Here We Go Magic's Luke Temple

Here We Go Magic's Luke Temple
Having already slipped two albums and two EPs under the radar using his own name, Luke Temple has struck a chord with his new project, Here We Go Magic. Dropping the singer-songwriter guise has done the trick, and though Temple's music was always a lot more urbane and multi-dimensional than your average coffee house loiterer with an acoustic, with Here We Go Magic, he's transformed himself into an unpredictable and stimulating force with this experiment, which uses his stream-of-consciousness for inspiration. Luke took some time out to field some questions about his new musical venture, discussing how HWGM operates as a band, why he dropped his name and how much the term "singer-songwriter" irritates him.

What made you switch from your name to Here We Go Magic? Is it still considered a solo effort?
The record was recorded  by me but now I have a band. I changed the name because I thought it would be nice to see through a different lens for a change.

How does bringing a band on affect the music?
Give and take, compromise - all the stuff that comes along with a group effort. The rewards can be greater because you get to share in them with the rest.

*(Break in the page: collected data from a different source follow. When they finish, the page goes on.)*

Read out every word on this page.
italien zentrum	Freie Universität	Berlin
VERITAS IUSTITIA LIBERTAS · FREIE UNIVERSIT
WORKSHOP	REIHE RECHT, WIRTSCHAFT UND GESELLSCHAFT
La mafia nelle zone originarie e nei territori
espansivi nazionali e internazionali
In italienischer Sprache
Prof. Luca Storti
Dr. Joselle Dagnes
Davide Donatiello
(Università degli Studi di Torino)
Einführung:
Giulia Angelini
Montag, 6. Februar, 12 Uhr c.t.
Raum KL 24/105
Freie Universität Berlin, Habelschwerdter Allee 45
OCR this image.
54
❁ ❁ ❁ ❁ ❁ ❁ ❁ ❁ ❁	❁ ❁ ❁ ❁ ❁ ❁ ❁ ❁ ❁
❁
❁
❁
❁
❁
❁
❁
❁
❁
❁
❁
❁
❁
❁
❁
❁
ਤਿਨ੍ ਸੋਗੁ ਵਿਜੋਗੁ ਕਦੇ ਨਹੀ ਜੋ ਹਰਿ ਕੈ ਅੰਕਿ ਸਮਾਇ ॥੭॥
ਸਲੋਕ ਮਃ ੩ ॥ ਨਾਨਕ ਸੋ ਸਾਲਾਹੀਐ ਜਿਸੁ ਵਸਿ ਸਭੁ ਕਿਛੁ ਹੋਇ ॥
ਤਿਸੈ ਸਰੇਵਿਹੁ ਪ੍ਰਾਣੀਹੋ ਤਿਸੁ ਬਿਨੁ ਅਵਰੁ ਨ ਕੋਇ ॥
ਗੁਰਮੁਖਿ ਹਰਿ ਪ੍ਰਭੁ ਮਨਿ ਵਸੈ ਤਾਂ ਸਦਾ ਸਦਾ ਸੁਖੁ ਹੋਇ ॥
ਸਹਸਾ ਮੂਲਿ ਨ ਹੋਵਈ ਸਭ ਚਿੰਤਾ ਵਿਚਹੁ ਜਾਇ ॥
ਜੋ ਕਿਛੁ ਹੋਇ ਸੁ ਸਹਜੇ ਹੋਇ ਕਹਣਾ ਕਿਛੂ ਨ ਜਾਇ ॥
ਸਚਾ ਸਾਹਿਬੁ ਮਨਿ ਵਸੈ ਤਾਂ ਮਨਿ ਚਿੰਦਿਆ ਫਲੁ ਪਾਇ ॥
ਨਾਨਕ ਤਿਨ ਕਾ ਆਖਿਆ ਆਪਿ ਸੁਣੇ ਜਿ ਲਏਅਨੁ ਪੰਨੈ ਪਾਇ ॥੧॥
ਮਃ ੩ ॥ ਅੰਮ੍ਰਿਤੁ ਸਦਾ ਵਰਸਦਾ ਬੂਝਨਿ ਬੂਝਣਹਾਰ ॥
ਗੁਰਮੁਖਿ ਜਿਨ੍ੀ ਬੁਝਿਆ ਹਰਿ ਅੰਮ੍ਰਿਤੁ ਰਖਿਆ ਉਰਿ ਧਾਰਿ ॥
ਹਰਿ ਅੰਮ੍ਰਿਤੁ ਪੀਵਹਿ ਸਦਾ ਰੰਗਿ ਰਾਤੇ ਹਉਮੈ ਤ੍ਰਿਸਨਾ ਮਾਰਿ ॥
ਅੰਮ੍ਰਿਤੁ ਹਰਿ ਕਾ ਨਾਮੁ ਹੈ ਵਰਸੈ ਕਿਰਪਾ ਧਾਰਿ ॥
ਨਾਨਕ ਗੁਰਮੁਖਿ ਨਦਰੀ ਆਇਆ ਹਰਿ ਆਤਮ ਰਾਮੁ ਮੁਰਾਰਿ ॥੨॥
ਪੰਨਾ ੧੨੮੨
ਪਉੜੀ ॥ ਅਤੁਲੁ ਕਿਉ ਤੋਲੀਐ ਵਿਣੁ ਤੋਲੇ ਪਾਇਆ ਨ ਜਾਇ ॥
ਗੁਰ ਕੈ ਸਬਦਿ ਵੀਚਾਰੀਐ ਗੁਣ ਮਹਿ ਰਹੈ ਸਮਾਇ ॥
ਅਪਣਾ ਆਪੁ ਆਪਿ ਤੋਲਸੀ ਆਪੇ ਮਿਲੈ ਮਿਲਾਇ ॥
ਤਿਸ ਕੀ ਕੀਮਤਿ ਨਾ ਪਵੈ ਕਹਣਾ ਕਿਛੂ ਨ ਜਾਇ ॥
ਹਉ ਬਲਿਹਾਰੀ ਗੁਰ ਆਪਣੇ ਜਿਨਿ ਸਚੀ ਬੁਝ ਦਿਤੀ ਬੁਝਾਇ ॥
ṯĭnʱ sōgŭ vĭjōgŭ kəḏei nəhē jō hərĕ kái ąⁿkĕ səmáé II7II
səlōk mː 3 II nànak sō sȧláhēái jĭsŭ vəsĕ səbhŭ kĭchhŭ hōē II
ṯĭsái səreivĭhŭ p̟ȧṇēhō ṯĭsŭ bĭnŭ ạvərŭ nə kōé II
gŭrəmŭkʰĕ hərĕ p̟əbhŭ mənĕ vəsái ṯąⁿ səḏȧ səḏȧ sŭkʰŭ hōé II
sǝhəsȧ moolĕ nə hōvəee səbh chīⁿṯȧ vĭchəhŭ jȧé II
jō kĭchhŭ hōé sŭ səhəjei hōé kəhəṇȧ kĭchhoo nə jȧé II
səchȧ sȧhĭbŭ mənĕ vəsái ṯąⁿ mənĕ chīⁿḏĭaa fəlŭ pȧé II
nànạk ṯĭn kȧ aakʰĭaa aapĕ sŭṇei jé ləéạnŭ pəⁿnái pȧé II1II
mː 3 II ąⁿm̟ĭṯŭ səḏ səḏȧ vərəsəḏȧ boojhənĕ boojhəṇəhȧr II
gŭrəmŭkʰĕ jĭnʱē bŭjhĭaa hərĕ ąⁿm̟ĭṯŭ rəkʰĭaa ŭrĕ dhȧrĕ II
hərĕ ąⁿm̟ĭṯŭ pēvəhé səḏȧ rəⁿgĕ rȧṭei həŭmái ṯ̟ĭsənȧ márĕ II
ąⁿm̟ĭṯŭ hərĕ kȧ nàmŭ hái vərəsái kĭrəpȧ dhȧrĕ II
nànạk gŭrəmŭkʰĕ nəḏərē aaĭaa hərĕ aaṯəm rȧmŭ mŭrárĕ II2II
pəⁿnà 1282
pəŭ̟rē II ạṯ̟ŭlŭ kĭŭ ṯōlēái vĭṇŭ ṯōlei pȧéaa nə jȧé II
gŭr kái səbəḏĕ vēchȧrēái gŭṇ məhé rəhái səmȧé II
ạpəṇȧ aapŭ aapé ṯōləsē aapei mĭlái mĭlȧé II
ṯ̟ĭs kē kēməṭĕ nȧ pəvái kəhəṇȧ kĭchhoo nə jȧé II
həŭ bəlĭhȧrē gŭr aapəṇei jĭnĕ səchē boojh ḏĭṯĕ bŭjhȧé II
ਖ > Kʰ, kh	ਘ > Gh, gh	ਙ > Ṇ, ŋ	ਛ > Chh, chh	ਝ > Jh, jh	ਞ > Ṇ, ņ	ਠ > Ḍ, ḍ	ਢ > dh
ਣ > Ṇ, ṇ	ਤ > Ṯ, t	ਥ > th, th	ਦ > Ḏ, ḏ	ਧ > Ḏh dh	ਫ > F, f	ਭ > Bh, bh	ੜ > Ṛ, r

Are you surprised that moving to a different name has found your more attention and buzz?
No, I guess not. People are so squirmy with singer-songwriters.

Did you feel using your own name pigeonholed you in the singer-songwriter category?
Yeah it certainly did, I have been trying to broaden my music for a while and the in the context of "singer-songwriter" people can have the tendencies to be like "where's the song?" People make decisions based on assumptions most of the time.

The scope of the album is a lot more ambitious then the albums under your own name. Was there some kind of epiphany to make a change as such?
No, just happened to be where I was at. I treated the whole thing very lightly, just had fun with it.

What were you listening to that made you throw in more Afro-type and Kraut-ish rhythms?
I have loved the Ethiopique box set for a while now, King Sunny Ade. Got way into the Popol Vuh soundtrack for The Ecstasy of the Woodcarver Steiner by Werner Herzog.

How would you say working using stream of consciousness changed your music? Was it more a case of taking chances you may not have
before?

It wasn't pure stream of consciousness, there were definite decisions made. It was more about not needing to have any specific narrative to work from, just responding very off the cuff.

The album is really split in two when "Ghost List" hits. Did it seem that divided to you when you were making it? If this was a
conscious decision, what made you move to such a contrast in songwriting like that?

To me, the album felt like it was crawling back into the void and I wanted the second half to be a complete emergence into the primordial buzz.

What made you use a four-track to make the album? It definitely sounds like you weren't using such limited means.
What I had set up when I started so I just stuck with it. it has always been the main tool for jotting down ideas and sometimes I'll listen to demos I made on it and think they sound better than the album version.

There was a statement given by the "band" that says there are "no dirty words" - C'mon, there has to be at least one that you don't want to hear! Cocksucking fuckface singer-songwriter.